FERRIER, SUSAN EDMONSTONE, a gifted novelist, the youngest daughter of James Ferrier, Esq., one of the principal clerks of the court of session, was born at Edinburgh in 1782. In 1818 she published her first attempt at fiction, being ‘Marriage,’ a novel in three volumes. This work at once became popular, and in 1824, she greatly enhanced her reputation by the publication of ‘Inheritance,’ another novel, also in three volumes. The latter was followed in 1831 by ‘Destiny, or the Chief’s Daughter,’ connected with Highland scenery and Highland manners, a more ambitious but equally successful effort, also in three volumes. These works, by their own intrinsic merits, took a high place among the standard fictions of the day.

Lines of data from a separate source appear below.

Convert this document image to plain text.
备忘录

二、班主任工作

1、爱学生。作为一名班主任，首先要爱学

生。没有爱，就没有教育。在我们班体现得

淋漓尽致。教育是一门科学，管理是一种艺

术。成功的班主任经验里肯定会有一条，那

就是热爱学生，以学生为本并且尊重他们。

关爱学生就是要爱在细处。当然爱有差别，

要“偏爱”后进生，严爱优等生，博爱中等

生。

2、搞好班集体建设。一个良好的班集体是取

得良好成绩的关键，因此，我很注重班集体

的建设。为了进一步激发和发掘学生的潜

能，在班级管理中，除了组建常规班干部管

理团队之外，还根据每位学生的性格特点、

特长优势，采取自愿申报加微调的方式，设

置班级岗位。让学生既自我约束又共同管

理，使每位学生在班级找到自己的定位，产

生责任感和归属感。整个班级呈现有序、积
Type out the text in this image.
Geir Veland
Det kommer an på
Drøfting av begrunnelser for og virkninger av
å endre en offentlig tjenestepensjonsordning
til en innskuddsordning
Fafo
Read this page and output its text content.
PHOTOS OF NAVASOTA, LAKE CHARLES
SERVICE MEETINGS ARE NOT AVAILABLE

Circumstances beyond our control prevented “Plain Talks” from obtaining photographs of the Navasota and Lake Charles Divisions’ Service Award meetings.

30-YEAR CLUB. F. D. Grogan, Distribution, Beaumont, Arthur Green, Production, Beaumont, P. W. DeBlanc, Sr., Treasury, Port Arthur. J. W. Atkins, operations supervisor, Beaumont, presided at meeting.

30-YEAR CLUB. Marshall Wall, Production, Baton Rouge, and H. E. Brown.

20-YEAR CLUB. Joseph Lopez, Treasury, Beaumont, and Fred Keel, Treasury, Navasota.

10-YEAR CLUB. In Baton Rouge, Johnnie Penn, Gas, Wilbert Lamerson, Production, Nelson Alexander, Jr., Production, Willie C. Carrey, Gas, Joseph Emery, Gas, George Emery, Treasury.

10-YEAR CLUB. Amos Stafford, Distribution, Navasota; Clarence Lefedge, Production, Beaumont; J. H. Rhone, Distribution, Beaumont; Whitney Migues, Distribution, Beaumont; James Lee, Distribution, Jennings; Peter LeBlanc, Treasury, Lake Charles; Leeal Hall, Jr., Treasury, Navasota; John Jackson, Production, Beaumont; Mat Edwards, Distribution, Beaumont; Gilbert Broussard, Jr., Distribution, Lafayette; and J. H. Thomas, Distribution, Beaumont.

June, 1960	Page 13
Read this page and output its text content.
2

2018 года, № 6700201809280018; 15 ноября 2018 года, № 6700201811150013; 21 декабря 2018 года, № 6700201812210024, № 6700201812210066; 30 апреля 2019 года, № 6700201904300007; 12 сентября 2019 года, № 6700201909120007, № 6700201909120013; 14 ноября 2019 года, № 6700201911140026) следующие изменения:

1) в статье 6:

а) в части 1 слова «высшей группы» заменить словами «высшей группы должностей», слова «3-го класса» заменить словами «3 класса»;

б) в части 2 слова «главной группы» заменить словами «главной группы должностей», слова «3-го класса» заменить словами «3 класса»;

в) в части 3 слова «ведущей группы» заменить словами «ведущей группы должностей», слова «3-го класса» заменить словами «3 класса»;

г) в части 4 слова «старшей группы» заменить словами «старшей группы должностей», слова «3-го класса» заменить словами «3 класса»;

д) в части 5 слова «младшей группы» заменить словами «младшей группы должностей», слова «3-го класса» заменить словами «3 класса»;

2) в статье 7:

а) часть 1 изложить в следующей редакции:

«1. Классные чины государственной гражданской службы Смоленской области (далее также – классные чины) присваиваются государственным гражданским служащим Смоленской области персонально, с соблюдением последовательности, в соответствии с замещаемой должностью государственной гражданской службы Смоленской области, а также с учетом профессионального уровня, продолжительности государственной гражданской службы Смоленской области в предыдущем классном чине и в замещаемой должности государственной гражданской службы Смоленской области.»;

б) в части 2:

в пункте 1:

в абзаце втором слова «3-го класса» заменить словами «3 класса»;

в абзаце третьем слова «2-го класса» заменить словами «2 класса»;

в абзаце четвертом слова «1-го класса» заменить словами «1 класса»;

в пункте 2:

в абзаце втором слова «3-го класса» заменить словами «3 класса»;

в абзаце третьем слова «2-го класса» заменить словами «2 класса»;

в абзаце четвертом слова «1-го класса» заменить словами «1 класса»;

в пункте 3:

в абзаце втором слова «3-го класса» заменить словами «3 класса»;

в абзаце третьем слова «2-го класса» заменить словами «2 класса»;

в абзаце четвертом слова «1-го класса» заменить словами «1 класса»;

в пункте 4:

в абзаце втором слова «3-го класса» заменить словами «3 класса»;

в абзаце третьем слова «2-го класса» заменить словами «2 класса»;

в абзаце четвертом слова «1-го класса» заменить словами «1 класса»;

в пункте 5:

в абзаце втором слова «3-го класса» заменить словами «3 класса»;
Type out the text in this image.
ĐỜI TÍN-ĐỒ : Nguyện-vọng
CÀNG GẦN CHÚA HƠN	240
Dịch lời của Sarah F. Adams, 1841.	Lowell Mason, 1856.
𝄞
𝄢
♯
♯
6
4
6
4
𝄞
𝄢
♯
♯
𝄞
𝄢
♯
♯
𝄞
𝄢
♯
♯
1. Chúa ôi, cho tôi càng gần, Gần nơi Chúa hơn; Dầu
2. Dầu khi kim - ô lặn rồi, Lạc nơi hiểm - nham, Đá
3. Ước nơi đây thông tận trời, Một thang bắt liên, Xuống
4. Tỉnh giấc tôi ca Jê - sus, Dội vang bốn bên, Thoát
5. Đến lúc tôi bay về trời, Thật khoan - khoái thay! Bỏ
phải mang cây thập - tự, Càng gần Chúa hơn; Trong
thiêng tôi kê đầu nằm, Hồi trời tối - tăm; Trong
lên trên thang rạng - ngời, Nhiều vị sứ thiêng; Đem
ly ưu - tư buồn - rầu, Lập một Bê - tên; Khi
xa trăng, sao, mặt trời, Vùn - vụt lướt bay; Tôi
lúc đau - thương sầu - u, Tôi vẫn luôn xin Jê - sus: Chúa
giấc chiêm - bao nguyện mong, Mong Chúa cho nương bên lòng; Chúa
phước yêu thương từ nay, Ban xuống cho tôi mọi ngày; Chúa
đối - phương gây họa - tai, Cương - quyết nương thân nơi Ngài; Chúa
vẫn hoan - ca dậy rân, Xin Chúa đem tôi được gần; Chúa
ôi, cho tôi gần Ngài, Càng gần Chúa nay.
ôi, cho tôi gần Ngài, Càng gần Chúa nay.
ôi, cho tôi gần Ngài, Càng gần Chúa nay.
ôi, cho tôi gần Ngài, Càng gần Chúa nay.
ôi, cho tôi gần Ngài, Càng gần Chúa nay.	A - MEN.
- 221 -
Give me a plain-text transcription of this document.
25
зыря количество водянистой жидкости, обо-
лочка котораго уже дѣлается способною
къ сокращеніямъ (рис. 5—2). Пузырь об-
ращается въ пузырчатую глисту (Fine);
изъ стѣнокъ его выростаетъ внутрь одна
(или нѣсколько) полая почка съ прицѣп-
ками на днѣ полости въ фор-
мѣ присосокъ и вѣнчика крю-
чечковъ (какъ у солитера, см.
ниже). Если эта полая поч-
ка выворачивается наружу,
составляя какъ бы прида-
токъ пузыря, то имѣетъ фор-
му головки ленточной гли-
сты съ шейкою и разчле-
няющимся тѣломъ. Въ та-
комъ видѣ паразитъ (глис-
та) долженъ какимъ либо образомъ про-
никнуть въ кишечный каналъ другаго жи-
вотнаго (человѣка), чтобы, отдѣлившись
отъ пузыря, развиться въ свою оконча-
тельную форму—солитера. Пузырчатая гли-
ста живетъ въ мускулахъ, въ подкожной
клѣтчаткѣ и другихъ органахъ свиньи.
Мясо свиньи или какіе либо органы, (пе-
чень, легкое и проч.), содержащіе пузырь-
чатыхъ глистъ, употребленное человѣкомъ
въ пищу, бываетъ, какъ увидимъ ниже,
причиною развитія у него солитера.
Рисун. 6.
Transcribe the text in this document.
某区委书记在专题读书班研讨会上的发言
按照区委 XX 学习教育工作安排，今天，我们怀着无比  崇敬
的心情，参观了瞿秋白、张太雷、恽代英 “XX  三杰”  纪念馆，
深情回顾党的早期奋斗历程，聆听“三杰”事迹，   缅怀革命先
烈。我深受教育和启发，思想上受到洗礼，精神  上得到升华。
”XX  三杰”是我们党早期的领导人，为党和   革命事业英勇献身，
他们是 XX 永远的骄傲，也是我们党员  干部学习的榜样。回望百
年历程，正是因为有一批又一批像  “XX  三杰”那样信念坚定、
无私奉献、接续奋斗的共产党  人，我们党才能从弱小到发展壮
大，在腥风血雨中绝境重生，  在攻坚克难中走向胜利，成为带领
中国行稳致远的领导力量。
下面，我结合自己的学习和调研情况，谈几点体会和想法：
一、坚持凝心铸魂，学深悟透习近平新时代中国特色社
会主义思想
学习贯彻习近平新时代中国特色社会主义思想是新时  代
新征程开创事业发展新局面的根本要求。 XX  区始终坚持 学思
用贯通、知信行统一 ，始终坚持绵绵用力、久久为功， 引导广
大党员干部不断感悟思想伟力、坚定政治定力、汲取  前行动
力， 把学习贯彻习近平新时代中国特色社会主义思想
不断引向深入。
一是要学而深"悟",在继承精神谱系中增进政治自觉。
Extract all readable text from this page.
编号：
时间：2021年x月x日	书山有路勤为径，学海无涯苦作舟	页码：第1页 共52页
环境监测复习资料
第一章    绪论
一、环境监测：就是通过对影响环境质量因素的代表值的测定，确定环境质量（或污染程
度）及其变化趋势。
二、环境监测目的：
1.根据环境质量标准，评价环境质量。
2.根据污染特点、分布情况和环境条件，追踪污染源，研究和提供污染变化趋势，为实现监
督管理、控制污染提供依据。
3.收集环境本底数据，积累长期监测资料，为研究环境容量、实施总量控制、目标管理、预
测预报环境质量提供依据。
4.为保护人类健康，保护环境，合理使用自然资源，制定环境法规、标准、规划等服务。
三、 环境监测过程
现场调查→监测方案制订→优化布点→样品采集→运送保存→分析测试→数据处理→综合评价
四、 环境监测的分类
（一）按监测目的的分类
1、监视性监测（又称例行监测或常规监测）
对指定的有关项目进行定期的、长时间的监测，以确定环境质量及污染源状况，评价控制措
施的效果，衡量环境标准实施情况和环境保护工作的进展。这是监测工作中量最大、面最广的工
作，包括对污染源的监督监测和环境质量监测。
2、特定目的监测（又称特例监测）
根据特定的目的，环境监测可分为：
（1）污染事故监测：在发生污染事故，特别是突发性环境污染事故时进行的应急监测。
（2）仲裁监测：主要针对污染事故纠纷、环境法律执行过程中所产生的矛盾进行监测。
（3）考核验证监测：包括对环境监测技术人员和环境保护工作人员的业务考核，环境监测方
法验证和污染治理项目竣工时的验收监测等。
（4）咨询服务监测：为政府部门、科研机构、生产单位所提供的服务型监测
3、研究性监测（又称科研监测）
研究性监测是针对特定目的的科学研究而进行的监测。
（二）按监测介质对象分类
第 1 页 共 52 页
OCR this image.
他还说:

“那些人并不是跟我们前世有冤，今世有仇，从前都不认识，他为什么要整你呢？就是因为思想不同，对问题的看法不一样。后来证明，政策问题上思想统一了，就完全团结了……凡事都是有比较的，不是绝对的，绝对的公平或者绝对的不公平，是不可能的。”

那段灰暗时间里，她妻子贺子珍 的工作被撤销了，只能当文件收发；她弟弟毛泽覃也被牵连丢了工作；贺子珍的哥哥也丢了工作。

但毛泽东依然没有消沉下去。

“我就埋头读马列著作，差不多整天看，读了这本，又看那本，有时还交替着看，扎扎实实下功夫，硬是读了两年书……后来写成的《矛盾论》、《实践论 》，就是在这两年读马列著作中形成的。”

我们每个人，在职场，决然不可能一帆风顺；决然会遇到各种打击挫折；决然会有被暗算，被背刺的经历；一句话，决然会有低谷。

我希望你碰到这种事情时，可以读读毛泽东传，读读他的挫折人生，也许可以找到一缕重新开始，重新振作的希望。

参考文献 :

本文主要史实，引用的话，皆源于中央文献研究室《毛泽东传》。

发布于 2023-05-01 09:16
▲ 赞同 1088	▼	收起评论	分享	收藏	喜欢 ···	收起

Somewhat masculine in her mode of treatment, the principal characteristic of her style is a piquant humour, and a naïve appreciation of the ludicrous. Skilful and vigorous in depicting individual character, she was not less faithful in describing national manners and peculiarities, and she is referred to by Sir Walter Scott, at the conclusion of the ‘Tales of my Landlord,’ as his ‘sister shadow,’ the author of the very lively work entitled ‘Marriage,’ one of the labourers capable of gathering in the large harvest of Scottish character and fiction. With the family of the author of Waverley she was very intimate, and she is mentioned in the most kindly and complimentary terms, in Sir Walter’s diary, published in Lockhart’s Life of Scott. In describing the melancholy situation of his father-in-law, the year before his death, Mr. Lockhart introduces Miss Ferrier in a very amiable light: “To assist them (the family of Scott) in amusing him in the hours which he spent out of his study, and especially that he might be tempted to make those hours more frequent, his daughters had invited his friend the authoress of ‘Marriage’ to come out to Abbotsford; and her coming was serviceable; for she knew and loved him well, and she had seen enough of affliction akin to his to be well skilled in dealing with it. She could not be an hour in his company without observing what filled his children with more sorrow than all the rest of the case. He would begin a story as gaily as ever, and go on, in spite of the hesitation in his speech, and tell it with highly picturesque effect, but, before he reached the point, it would seem as if some internal spring had given way; he paused, and gazed round him with the blank anxiety of look that a blind man has when he has dropped his staff. Unthinking friends sometimes pained him sadly by giving him the catch-word abruptly. I noticed the delicacy of Miss Ferrier on such occasions. Her sight was bad, and she took care not to use her glasses when he was speaking; and she affected to be also troubled with deafness, and would say, ‘Well, I am getting as dull as a post; I have not heard a word since you said so and so,’ being sure to mention a circumstance behind that at which he had really halted. He then took up the thread with his habitual smile of courtesy, as if forgetting his case entirely in the consideration of the lady’s infirmity.”

In her later years Miss Ferrier lived in comparative retirement, gracing a circle which valued her virtues as a friend, as the literary world admired her accomplishments as a novelist. She died in November 1854.